Our bodies digest juice very quickly, resulting in an almost immediate flood of vitamins, minerals, and micronutrients to your blood and cells.
When it comes to smoothies, your body still needs to digest the liquefied solid fiber. The solid fiber, however, is essential, as it feeds the bacteria in our guts, which in turn transform it into short-chain fatty acids. These fatty acids can help fight harmful bacteria and support mineral absorption like calcium and enhance bone density.
Furthermore, when you remove fiber, you’re also removing some non-extractable nutrients, such as polyphenolic compounds, which are bound to the fiber. Fiber also slows down the absorption of sugars and can make you feel full for longer.”
It’s best to drink your smoothies immediately, due to their fast oxidation process. However, do not gulp down smoothies, but rather sip them over some time, especially if you’re trying to lose weight. By doing so, you will give your body time to realize when you have consumed enough calories. You will feel more satiated and will feel hungry less sooner.
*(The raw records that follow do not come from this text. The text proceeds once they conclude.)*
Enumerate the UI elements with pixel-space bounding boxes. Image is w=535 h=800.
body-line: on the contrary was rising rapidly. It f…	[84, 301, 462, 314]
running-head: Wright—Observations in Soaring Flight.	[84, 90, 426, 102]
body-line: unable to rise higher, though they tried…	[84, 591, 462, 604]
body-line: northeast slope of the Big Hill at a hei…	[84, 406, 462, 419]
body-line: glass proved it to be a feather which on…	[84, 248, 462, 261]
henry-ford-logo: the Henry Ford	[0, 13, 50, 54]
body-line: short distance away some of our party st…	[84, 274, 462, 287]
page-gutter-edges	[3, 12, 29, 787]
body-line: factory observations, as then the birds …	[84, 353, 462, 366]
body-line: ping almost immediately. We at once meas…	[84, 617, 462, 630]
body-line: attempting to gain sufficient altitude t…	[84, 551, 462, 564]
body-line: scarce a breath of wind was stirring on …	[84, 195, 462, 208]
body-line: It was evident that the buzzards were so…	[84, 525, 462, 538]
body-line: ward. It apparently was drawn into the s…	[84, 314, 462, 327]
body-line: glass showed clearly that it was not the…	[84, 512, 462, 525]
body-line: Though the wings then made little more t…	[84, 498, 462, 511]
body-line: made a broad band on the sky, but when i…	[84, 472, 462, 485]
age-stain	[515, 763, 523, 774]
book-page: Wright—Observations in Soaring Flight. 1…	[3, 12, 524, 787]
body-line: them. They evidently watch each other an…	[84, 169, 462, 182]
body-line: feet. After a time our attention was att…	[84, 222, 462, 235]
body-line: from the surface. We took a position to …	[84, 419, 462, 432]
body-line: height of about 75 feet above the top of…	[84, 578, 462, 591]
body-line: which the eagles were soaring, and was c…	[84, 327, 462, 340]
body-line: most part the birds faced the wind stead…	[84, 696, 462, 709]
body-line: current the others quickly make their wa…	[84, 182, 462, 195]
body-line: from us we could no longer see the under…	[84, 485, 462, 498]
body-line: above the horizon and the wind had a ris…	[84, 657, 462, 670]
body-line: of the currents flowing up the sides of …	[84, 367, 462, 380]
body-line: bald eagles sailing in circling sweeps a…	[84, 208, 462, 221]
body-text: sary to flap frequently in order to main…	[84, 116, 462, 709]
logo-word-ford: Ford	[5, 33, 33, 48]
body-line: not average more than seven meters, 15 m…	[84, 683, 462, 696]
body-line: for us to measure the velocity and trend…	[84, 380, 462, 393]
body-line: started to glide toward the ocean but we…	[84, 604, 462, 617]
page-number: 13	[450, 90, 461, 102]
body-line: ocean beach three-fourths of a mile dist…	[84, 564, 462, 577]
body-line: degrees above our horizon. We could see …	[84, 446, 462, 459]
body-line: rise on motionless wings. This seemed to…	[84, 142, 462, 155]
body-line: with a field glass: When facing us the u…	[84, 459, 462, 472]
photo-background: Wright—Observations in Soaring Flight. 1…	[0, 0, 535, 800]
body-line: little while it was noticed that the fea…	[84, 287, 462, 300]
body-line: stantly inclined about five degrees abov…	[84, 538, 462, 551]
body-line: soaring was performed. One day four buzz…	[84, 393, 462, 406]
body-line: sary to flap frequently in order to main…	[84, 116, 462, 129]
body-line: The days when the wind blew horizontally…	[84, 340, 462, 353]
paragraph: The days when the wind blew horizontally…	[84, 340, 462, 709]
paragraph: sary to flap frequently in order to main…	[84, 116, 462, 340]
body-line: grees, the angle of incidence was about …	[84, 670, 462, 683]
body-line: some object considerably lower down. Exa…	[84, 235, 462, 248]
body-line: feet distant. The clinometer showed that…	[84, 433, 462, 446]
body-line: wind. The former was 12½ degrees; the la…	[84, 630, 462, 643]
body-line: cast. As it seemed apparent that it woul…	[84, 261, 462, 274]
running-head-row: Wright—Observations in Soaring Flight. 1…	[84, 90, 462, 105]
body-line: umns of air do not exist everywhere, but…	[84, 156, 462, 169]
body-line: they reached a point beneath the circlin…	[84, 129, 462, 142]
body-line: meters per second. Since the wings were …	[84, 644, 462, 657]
Adding flaxseeds to your smoothies can also help you feel more satiated for a longer period. Again, the fatty acids in flaxseeds help with the absorption of minerals in the smoothie.
From what we saw, it’s quite clear that both are good for you, and both come with their advantages. Therefore, including both in a healthy and balanced diet is an excellent first step towards improved health.
A healthy and balanced diet should be rich in whole foods like fresh fruit and vegetables, including plenty of leafy greens, beans, nuts, whole grains and seeds, and plenty of water. Go for organic whenever possible. Avoid added sugars, processed food, fast food, sugary drinks, too much coffee, and black tea, alcohol, and artificial sweeteners. Avoid meats, eggs, dairy, and oils or at least keep them to a very minimum.
I enjoy a nice smoothie every once in a while. But juicing is what I do every day because it gives me a boost of nutrients and antioxidants. Glass per glass, juicing, is also lower in calories when compared to smoothies.